I have an older 10KW grid-tied system with 48 Enphase M215 micro-inverters. I want to set up a relatively inexpensive battery backup with two 48V x 100A rack batteries. In order to tie to my household wiring I'd need both phases of 240V, and the SW4048 seems to be the only reasonably priced inverter I can find which meets UL1741, and does two-phase. I have a series of questions
- The vendor says it can't work in a grid-tie environment, but the literature says it can. Have you any sage advice?
- The vendor says I absolutely need the battery controller, the battery monitor and the Distribution Panel (and the smart home controller) - the vendor says the system won't work without these. Is that correct?
- All inverter/chargers have separate AC input and AC outputs. What I want is for these to be the same, i.e. AC is wired from the main panel to the inverter's AC input to charge batteries until the grid dies, then AC is produced by the inverter (from the batteries) and fed to the main panel. I isn't practical in my application to isolate critical loads to a sub-panel "downstream" of the inverter. Has anyone accomplished this, perhaps using a manual or auto transfer switch, and if so how have you wired it?
- I'd like to be able to charge batteries and run the house on solar during a power outage. UL1761 seems to allow that, as long as there is adequate demand to absorb the energy produced by the panels/M215 inverters. Is this an unrealistic hope, or would the frequency-shift of the SW4048 accommodate this?

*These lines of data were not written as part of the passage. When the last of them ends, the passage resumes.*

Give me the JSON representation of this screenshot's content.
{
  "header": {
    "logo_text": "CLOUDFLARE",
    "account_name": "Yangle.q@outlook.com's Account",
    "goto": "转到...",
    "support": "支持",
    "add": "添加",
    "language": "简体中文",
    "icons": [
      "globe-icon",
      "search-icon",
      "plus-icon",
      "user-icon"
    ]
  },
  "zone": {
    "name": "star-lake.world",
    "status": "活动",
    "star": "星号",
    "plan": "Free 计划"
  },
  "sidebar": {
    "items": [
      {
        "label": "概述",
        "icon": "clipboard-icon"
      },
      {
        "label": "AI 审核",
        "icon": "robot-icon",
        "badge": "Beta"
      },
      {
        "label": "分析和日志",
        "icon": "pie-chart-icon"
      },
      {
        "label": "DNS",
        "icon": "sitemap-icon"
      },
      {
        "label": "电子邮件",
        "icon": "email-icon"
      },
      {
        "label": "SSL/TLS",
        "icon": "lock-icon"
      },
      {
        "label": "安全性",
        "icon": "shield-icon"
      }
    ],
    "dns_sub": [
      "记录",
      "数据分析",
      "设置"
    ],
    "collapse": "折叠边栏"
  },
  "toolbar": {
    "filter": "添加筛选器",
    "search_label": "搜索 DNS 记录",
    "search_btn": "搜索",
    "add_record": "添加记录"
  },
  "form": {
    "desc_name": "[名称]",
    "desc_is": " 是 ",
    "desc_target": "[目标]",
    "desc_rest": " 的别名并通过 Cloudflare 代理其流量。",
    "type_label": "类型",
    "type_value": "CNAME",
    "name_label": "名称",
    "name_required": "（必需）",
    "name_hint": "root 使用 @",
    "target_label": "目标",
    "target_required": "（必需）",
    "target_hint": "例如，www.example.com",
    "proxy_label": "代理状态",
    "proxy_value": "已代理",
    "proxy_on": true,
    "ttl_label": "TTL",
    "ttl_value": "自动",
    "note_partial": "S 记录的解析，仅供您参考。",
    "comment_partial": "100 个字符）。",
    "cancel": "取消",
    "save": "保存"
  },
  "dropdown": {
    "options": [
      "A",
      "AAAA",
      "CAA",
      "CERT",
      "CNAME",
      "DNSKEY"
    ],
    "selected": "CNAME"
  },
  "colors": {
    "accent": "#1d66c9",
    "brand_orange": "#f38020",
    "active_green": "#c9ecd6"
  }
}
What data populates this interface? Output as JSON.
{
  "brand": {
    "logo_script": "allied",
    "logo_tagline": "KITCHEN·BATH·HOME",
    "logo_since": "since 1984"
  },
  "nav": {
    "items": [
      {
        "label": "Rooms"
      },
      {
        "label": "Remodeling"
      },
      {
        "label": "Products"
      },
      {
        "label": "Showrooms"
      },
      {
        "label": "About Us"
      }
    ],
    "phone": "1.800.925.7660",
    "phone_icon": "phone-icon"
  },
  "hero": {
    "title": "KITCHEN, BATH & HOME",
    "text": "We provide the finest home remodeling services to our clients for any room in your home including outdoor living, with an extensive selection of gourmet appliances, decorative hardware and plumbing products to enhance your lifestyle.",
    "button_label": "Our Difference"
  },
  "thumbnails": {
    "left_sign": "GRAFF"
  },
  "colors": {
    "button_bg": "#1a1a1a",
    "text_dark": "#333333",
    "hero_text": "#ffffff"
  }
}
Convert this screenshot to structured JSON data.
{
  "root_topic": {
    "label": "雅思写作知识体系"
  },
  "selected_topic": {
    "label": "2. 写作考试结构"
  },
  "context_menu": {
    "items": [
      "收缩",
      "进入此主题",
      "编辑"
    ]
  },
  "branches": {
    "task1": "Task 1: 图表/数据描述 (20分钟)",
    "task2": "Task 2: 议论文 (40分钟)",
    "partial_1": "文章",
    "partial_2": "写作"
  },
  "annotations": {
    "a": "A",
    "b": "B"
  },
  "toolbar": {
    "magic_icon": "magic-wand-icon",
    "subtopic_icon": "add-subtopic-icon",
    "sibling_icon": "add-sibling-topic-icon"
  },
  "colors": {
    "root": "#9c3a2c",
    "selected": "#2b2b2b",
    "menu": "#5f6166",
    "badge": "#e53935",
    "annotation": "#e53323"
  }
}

- If I'm totally barking up the wrong tree here, and I can't rely on an automated hybrid inverter to do all that I want, is it reasonable to simply do a battery backup which I manually switch over using a less sophisticated inverter/charger - perhaps like the SungoldPower "6000W DC 48V Split Phase Pure sign wave inverter with charger & UL1741" - and if I do, is there any hope that the UL1741 on this device will allow me to use my solar during an outage.